Names Behind the New Face of Windows

Windows Vista’s astoundingly long beta period is winding down (they just sent out the “what did you think of the beta?” surveys to testers), which means a whole wave of analyses of the new user interface is about to be unleashed. Windows Interface Guidelines Amongst the hand-wringing over the choice of colors and animations, and the inevitable kvetching about the need for new video cards, it’s worth pointing out the rise of some interesting personalities from within Microsoft. In fact, the most notable thing to learn from Microsoft’s recent enormous leaps in the usability and attractiveness of its flagship products is that there actually are personalities at Microsoft.

Take Tjeerd (pronounced “Cheered”, as is noted every time his name is mentioned) Hoek, a design director at Microsoft. There’s a brief profile of him on the Microsoft Design site (did you know Microsoft had a design site? I didn’t.) Having worked his way through various versions of Office from 95 to XP, Tjeerd moved to Windows and became one of the driving forces behind trying to make Vista not just pleasant, but possibly even enjoyable. I think they’ve done a fairly good job, just based on some admittedly superficial testing of Vista betas. But you might want to take that with a grain of salt given my effusive praise for Microsoft Office 2007 and my earlier kudos for Jensen Harris, who is roughly Tjeerd’s counterpart on the Office team.

Caveats aside, take a look at this 2004 Paul Thurrott interview with Tjeerd and Hillel Cooperman:

Hillel: It’s a funny thing. It’s very easy to look at a company — and I’m not saying you’re doing this, but I did do this — and see some of the very obvious spots where we could be less boring, less formulaic, or whatever those things are.

Hillel: We make it hard on ourselves because our style is not to push a single personality as the genius behind all of it. Paul: Are you sure about that? [Laughter] Hillel: No, when it comes to the UI … Look, we certainly have a single personality when it comes to the guy that is running the company. But even there, there are a lot of people on stage during keynotes, and it’s not just people doing a demo for Bill Gates. I mean, that was my job, but …

I’m talking about, from the UI perspective, this is a real team effort. The bench that we have around the UI is so exciting, but you’re only seeing two of us today. When you come back in April, you have to meet everyone else.

Here’s the truth. The reason we’ve never been great at telling this story is that ultimately, if we have to choose between making it as great a product as possible and getting the story out, we’ll always choose the former. We don’t really care about the credit. We’ve only started to care recently because we’ve realized that it sets the tone for what users expect from the product. So it’s not so much that we really care about getting credit, but if we’re going to talk about what we’re trying to accomplish, the credit goes to a broad group of people.
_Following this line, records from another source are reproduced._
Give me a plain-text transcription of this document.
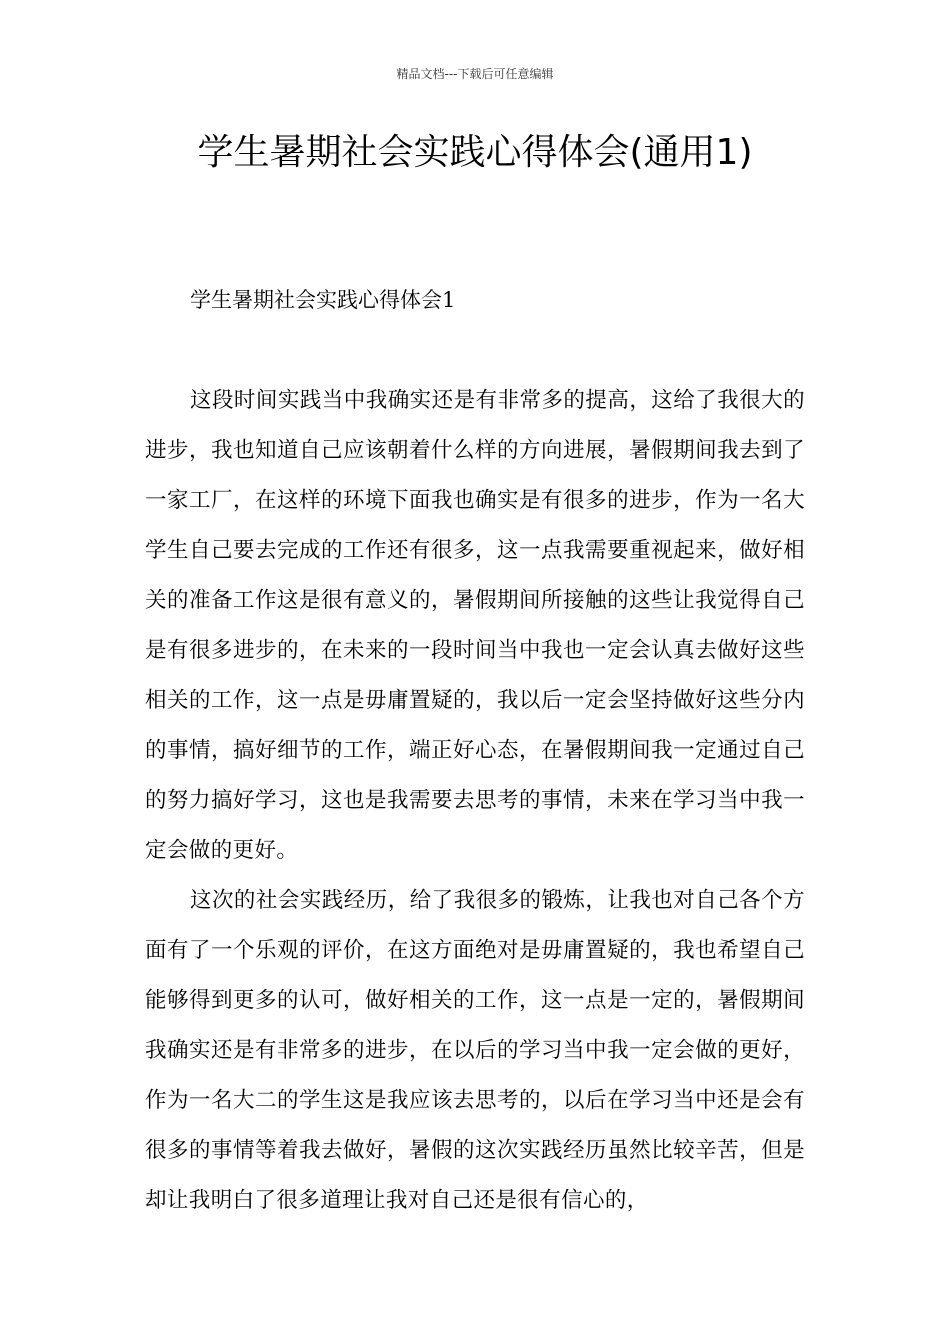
精品文档---下载后可任意编辑
学生暑期社会实践心得体会(通用1)
学生暑期社会实践心得体会1

这段时间实践当中我确实还是有非常多的提高，这给了我很大的进步，我也知道自己应该朝着什么样的方向进展，暑假期间我去到了一家工厂，在这样的环境下面我也确实是有很多的进步，作为一名大学生自己要去完成的工作还有很多，这一点我需要重视起来，做好相关的准备工作这是很有意义的，暑假期间所接触的这些让我觉得自己是有很多进步的，在未来的一段时间当中我也一定会认真去做好这些相关的工作，这一点是毋庸置疑的，我以后一定会坚持做好这些分内的事情，搞好细节的工作，端正好心态，在暑假期间我一定通过自己的努力搞好学习，这也是我需要去思考的事情，未来在学习当中我一定会做的更好。

这次的社会实践经历，给了我很多的锻炼，让我也对自己各个方面有了一个乐观的评价，在这方面绝对是毋庸置疑的，我也希望自己能够得到更多的认可，做好相关的工作，这一点是一定的，暑假期间我确实还是有非常多的进步，在以后的学习当中我一定会做的更好，作为一名大二的学生这是我应该去思考的，以后在学习当中还是会有很多的事情等着我去做好，暑假的这次实践经历虽然比较辛苦，但是却让我明白了很多道理让我对自己还是很有信心的，
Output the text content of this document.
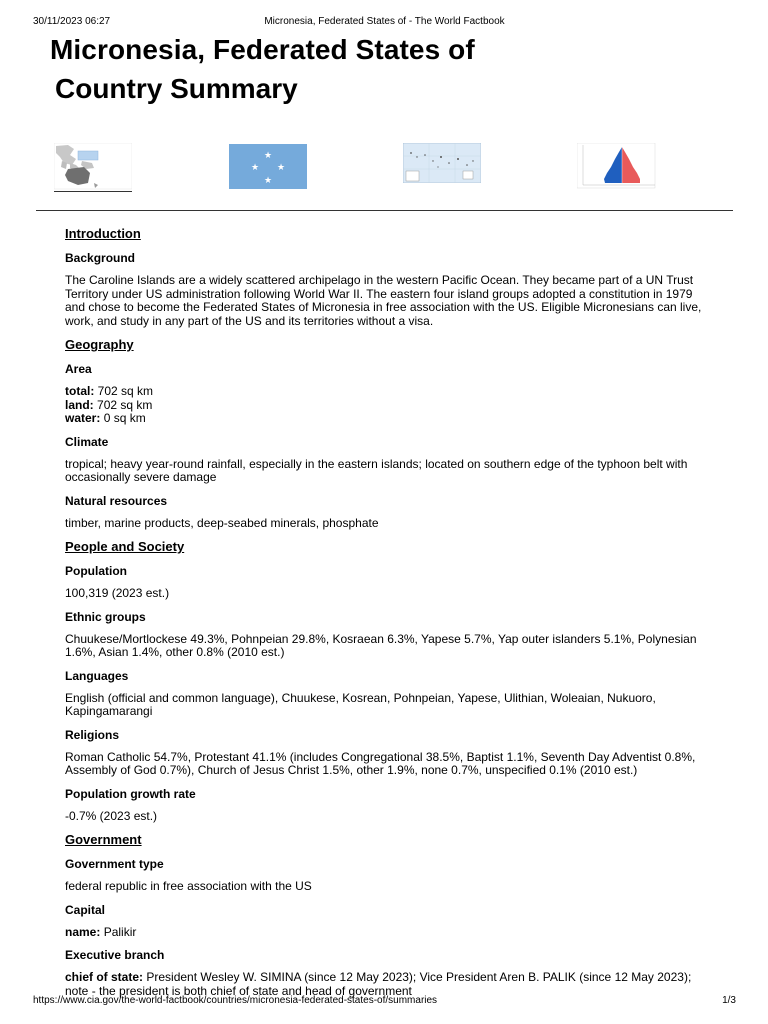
30/11/2023 06:27	Micronesia, Federated States of - The World Factbook
Micronesia, Federated States of
Country Summary
★
★ ★
★
Introduction
Background
The Caroline Islands are a widely scattered archipelago in the western Pacific Ocean. They became part of a UN Trust Territory under US administration following World War II. The eastern four island groups adopted a constitution in 1979 and chose to become the Federated States of Micronesia in free association with the US. Eligible Micronesians can live, work, and study in any part of the US and its territories without a visa.
Geography
Area
total: 702 sq km
land: 702 sq km
water: 0 sq km
Climate
tropical; heavy year-round rainfall, especially in the eastern islands; located on southern edge of the typhoon belt with occasionally severe damage
Natural resources
timber, marine products, deep-seabed minerals, phosphate
People and Society
Population
100,319 (2023 est.)
Ethnic groups
Chuukese/Mortlockese 49.3%, Pohnpeian 29.8%, Kosraean 6.3%, Yapese 5.7%, Yap outer islanders 5.1%, Polynesian 1.6%, Asian 1.4%, other 0.8% (2010 est.)
Languages
English (official and common language), Chuukese, Kosrean, Pohnpeian, Yapese, Ulithian, Woleaian, Nukuoro, Kapingamarangi
Religions
Roman Catholic 54.7%, Protestant 41.1% (includes Congregational 38.5%, Baptist 1.1%, Seventh Day Adventist 0.8%, Assembly of God 0.7%), Church of Jesus Christ 1.5%, other 1.9%, none 0.7%, unspecified 0.1% (2010 est.)
Population growth rate
-0.7% (2023 est.)
Government
Government type
federal republic in free association with the US
Capital
name: Palikir
Executive branch
chief of state: President Wesley W. SIMINA (since 12 May 2023); Vice President Aren B. PALIK (since 12 May 2023); note - the president is both chief of state and head of government
https://www.cia.gov/the-world-factbook/countries/micronesia-federated-states-of/summaries	1/3
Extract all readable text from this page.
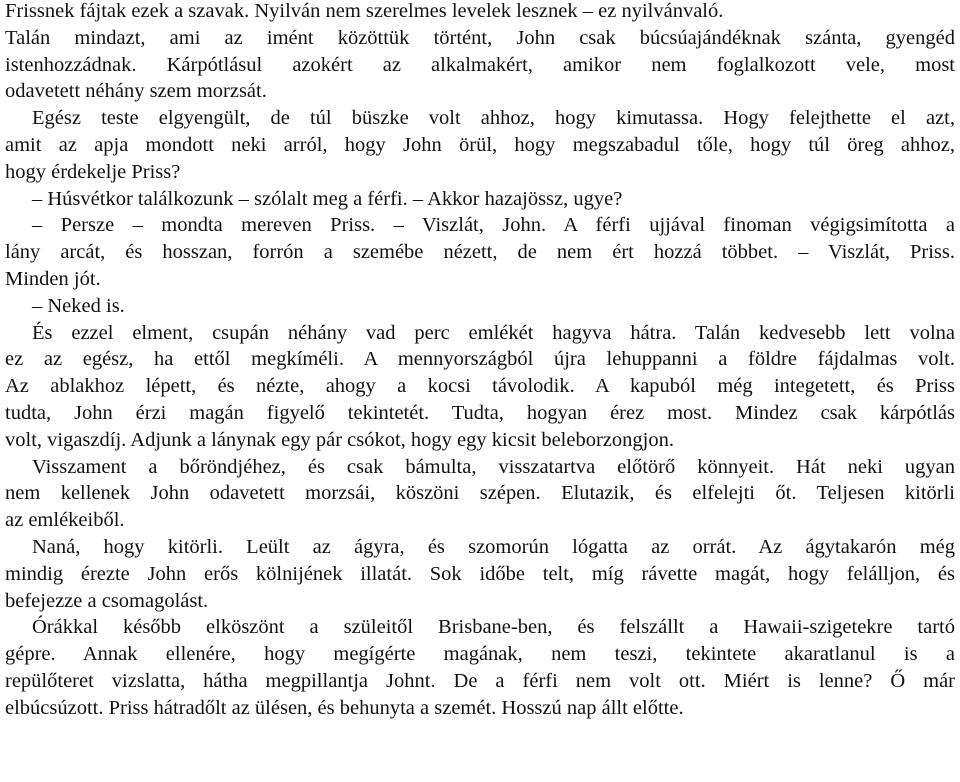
Frissnek fájtak ezek a szavak. Nyilván nem szerelmes levelek lesznek – ez nyilvánvaló.
Talán mindazt, ami az imént közöttük történt, John csak búcsúajándéknak szánta, gyengéd
istenhozzádnak. Kárpótlásul azokért az alkalmakért, amikor nem foglalkozott vele, most
odavetett néhány szem morzsát.
Egész teste elgyengült, de túl büszke volt ahhoz, hogy kimutassa. Hogy felejthette el azt,
amit az apja mondott neki arról, hogy John örül, hogy megszabadul tőle, hogy túl öreg ahhoz,
hogy érdekelje Priss?
– Húsvétkor találkozunk – szólalt meg a férfi. – Akkor hazajössz, ugye?
– Persze – mondta mereven Priss. – Viszlát, John. A férfi ujjával finoman végigsimította a
lány arcát, és hosszan, forrón a szemébe nézett, de nem ért hozzá többet. – Viszlát, Priss.
Minden jót.
– Neked is.
És ezzel elment, csupán néhány vad perc emlékét hagyva hátra. Talán kedvesebb lett volna
ez az egész, ha ettől megkíméli. A mennyországból újra lehuppanni a földre fájdalmas volt.
Az ablakhoz lépett, és nézte, ahogy a kocsi távolodik. A kapuból még integetett, és Priss
tudta, John érzi magán figyelő tekintetét. Tudta, hogyan érez most. Mindez csak kárpótlás
volt, vigaszdíj. Adjunk a lánynak egy pár csókot, hogy egy kicsit beleborzongjon.
Visszament a bőröndjéhez, és csak bámulta, visszatartva előtörő könnyeit. Hát neki ugyan
nem kellenek John odavetett morzsái, köszöni szépen. Elutazik, és elfelejti őt. Teljesen kitörli
az emlékeiből.
Naná, hogy kitörli. Leült az ágyra, és szomorún lógatta az orrát. Az ágytakarón még
mindig érezte John erős kölnijének illatát. Sok időbe telt, míg rávette magát, hogy felálljon, és
befejezze a csomagolást.
Órákkal később elköszönt a szüleitől Brisbane-ben, és felszállt a Hawaii-szigetekre tartó
gépre. Annak ellenére, hogy megígérte magának, nem teszi, tekintete akaratlanul is a
repülőteret vizslatta, hátha megpillantja Johnt. De a férfi nem volt ott. Miért is lenne? Ő már
elbúcsúzott. Priss hátradőlt az ülésen, és behunyta a szemét. Hosszú nap állt előtte.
Another great look at the team’s attempts at being more human, not just in the user interfaces they create, but in their interactions with customers outside Microsoft, is in this 2004 Discover article by Steven Johnson.

A growing awareness of the inextricable connection between emotion and cognition sparked Microsoft’s push toward aesthetically pleasing software. For many years their products were the virtual equivalent of the barren cubicle mazes of many modern offices: functional, but devoid of life, of personality. Neglecting aesthetics might have made a kind of cruel sense in an older, assembly-line context, in which work revolved around mindless, repetitive labor. Factory owners didn’t want to inspire creativity among their employees; they wanted to drill it out of them. But the keyboard jockeys of the information age — precisely the people using Microsoft Windows — do their best work when they’re rewarded, rather than discouraged, for creativity and mental agility.

I find the parallel between the humanization of Microsoft as a company and Microsoft’s software products to be fascinating. Given that Apple is considered (fairly on unfairly) the reference standard for usability and delightful experience, I wonder what impact it will have in the long run that none of the many rank-and-file designers within the company are allowed to speak publicly with their own voices about the work they do. Either way, increasing competition to make software more pleasant can only be a good thing.